Just back from the excitement in Italy I found:


----- Original Message -----
From: <ee555@freenet.carleton.ca>
To: <dinosaur@usc.edu>
Sent: Thursday, November 06, 2003 5:38 PM
Subject: Pterosaur wing membranes (a couple of short questions)


> I have been thinking about Pterosaur wing structures (and aerodynamics
during the flapping motion), ever since a study that used CAT scans of
pterosaur skulls suggested a quite a different brain structure in pterosaurs
which seemed possibly to indicate a very different form of flight control
from living groups.
>
> So I have a few questions:
>
> Do you have any idea how flexible the outer wing bones are, is it possible
they could be bent or moved independently?


It is generally accepted that almost all pterosaurs had lost the capability
of voluntary motion of the interphalangeal joints.  The articular surfaces
have a large radius and the ligaments presumably could have stretched some
to provide some flexibility so as to prevent fractures of the wing
phalanges.  I discussed this some in the functional morphology part of my
monograph on Pteranodon (Bennett, S. C.  2001. The osteology and functional
morphology of the Late Cretaceous pterosaur Pteranodon.  Palaeontographica,
Abteilung A, 260:1-153).  The wingfinger thus would be somewhat flexible as
a result of the design of the interphalangeal joints and minor flexion of
the phalanges themselves, but could only be flexed and extended voluntarily
at the metacarpophalangeal joint.  There was paper that looked at wing
flexibility some years ago (Sneyd, A. D., M. S. Bundock, and D. Reid. 1982.
Possible effects of wing flexibility on the aerodynamics of Pteranodon.  Am.
Nat. 120 p. 455-477), but it has so much math in it that my eyes just glaze
over and my mind wanders.



> Do you know if there is much evidence of torsional muscles near base of
wing?

The glenohumeral joint of pterosaurs was a somewhat bent saddle joint that
would have allowed considerable rotation of the humerus about its long axis,
and presumably fine control of that rotation as well.  Regarding pectoral
musculature, my reconstruction of pterosaurian pectoral musculature using
the EPB technique has just appeared in the pterosaur symposium volume
(Bennett, S. C.  2003. Morphological evolution of the pectoral girdle of
pterosaurs:  Myology and function.  Pp. 191-215 in Buffetaut, E. and J.-M.
Mazin, eds.  Evolution and Palaeobiology of Pterosaurs. Geological Society
Special Publications 217.  Geological Society of London); watch out, there
is so much dull anatomy in there that there is a good chance that your eyes
will glaze over and your mind will wander!

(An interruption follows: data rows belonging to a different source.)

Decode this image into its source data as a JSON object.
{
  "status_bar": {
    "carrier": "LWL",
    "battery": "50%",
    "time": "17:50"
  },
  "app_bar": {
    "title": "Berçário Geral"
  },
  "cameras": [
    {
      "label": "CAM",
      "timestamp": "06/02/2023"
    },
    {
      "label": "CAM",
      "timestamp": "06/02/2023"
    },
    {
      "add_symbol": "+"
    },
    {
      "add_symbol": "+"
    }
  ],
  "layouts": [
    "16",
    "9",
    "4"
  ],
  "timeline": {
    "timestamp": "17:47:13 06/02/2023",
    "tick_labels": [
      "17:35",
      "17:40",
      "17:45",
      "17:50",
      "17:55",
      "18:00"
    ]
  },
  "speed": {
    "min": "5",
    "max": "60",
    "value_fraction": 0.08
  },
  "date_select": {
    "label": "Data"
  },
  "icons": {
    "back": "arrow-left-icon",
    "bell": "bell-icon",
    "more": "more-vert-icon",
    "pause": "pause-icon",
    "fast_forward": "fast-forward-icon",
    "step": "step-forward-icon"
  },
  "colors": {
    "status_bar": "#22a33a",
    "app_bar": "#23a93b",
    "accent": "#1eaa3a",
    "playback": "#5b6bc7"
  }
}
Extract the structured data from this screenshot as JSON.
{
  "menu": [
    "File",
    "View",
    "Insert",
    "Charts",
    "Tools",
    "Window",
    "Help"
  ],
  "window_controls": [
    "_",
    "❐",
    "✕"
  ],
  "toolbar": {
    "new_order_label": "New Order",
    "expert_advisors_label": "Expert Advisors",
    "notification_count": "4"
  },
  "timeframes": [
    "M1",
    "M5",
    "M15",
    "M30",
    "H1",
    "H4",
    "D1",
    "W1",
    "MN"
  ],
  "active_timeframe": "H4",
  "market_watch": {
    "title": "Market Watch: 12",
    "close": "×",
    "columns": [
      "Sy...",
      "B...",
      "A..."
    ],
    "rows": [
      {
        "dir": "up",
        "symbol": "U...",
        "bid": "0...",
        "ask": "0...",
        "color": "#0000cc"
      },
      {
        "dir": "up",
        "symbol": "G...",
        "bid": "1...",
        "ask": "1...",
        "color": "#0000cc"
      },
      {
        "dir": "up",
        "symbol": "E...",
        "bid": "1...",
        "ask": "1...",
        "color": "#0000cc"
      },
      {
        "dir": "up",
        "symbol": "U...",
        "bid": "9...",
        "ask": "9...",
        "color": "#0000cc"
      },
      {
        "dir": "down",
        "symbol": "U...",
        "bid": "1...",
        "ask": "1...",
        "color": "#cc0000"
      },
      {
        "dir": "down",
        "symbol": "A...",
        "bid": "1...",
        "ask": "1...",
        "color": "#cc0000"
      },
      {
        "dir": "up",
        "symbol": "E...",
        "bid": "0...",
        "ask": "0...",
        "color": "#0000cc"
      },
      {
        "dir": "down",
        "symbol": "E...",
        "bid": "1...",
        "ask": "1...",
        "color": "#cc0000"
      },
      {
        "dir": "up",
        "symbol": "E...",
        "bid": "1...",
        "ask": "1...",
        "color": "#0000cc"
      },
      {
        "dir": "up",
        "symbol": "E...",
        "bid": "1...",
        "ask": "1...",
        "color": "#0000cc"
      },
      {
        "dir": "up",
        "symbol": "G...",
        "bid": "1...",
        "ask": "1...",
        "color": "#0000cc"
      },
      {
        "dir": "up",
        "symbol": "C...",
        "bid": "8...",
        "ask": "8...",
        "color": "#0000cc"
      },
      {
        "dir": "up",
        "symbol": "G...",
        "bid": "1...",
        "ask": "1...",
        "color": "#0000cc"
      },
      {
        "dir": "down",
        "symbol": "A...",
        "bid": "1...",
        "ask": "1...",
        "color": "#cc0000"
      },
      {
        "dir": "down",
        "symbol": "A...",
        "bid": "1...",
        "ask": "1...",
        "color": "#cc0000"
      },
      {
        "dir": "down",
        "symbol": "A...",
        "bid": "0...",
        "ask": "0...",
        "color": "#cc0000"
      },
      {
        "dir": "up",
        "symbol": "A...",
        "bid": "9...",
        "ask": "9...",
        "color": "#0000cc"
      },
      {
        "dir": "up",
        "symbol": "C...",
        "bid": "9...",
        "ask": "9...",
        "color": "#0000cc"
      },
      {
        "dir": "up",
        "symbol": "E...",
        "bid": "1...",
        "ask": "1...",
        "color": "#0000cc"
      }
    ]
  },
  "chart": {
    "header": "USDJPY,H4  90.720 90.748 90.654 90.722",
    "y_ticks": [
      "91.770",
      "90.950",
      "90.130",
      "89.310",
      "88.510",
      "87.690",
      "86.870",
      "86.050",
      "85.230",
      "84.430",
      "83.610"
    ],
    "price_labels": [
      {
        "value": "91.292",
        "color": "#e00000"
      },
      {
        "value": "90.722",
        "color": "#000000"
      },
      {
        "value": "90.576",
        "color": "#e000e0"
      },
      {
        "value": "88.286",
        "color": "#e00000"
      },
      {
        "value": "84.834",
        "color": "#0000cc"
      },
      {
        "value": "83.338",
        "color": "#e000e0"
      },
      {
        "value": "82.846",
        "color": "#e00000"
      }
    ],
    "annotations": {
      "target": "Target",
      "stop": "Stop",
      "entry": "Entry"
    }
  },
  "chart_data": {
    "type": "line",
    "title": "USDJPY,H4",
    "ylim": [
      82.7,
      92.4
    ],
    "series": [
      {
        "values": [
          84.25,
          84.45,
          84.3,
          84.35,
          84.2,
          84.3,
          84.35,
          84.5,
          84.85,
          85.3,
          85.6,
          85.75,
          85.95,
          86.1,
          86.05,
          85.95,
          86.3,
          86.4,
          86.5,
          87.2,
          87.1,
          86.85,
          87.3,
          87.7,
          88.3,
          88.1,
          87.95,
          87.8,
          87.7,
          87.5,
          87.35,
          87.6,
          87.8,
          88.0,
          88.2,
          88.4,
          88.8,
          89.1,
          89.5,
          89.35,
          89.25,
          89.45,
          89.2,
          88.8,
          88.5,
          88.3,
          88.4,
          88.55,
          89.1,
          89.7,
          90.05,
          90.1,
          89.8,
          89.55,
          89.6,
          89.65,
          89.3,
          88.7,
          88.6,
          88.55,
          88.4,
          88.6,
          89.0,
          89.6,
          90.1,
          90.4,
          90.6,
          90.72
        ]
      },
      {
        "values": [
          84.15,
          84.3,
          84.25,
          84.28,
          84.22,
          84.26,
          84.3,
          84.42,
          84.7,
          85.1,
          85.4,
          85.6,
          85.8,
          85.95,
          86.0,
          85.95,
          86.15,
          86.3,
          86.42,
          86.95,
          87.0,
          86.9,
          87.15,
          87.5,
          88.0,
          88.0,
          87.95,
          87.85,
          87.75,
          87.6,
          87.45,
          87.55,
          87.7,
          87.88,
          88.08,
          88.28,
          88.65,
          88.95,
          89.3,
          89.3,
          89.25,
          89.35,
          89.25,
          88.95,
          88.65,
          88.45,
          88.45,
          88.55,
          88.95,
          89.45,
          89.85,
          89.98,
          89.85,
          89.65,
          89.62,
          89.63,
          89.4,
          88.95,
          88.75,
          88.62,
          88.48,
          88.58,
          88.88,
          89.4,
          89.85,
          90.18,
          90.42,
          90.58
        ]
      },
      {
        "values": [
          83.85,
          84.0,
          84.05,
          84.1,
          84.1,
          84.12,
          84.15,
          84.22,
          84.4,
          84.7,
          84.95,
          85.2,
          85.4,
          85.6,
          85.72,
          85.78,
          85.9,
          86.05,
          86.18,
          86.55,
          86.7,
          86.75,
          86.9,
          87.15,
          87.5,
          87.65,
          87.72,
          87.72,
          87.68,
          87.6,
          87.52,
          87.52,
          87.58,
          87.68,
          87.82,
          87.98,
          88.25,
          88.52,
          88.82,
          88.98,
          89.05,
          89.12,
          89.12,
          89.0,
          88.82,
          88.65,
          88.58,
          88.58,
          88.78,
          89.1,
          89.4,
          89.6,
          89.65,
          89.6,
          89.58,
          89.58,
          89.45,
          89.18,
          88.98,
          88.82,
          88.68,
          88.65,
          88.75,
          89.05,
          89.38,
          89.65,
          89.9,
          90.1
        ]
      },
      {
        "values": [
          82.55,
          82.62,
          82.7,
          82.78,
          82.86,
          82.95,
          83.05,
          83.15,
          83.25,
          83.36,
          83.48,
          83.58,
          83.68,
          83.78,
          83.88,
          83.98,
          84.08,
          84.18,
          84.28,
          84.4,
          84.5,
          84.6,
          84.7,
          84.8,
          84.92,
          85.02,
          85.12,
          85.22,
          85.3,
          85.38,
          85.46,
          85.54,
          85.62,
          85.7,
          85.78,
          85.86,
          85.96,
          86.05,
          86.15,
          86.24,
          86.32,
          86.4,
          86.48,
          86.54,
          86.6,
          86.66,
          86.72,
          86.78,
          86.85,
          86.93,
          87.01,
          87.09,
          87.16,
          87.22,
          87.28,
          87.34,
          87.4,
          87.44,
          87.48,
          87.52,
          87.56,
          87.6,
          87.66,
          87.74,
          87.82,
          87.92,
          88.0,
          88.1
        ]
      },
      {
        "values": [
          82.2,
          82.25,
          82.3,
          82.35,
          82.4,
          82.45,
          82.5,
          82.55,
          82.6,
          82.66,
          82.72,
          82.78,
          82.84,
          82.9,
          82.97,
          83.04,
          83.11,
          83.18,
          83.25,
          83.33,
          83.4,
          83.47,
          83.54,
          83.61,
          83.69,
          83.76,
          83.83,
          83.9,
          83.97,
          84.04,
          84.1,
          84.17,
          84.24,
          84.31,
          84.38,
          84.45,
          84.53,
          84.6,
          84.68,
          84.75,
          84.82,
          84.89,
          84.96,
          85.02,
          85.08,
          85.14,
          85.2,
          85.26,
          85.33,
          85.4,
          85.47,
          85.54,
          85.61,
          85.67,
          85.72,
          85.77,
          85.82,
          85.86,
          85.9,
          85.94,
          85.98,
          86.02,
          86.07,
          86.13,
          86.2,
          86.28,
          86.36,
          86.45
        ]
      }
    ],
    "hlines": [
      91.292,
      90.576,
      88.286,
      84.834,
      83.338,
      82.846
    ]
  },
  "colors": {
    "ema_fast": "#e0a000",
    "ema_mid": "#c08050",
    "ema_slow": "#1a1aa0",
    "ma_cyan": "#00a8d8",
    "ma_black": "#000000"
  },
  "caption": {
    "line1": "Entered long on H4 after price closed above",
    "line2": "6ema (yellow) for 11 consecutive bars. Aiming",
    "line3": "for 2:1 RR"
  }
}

> Is their any evidence of muscle attachments further along the wing bones
that could either control wing shape through directly flexing the outer wing
bones or directly bending the wing membrane, using muscles built into the
wing?


There is evidence of muscle attachments to move most everything out to and
including the metacarpophalangeal joint.  There is no evidence of muscles to
move interphalangeal joitns of the wing.  It is certainly logical to assume
that there were intrinsic muscle fibers within the wing membrane that could
have controlled its shape.  I discussed this possibility in my paper on
actinofibrils (Bennett, S. C.  2000. Pterosaur flight:  the role of
actinofibrils in wing function.  Historical Biology, 14:255-284).  If I
remember correctly, Unwin and Bakhurina (1994.  Sordes pilosus and the
nature of the pterosaur flight apparatus.  Nature 371:62-64) described small
fibers in the wing of Sordes that in my opinion are not actinofibrils and
might be muscle fibers, though they also might be elastic or collagen
fibres.


>
> It seems clear there is a possibility of wing fibres providing enough
strength to allow the pterosaur to form a somewhat independent shape to
parts of the wing and also allowing different areas to have different levels
of strength. Is this correct?
> Also could it possible for such structures to be used to produce tension
only in some directions, possibly allowing the wing to change shape slightly
if muscles put pressure in at one angle as opposed to another?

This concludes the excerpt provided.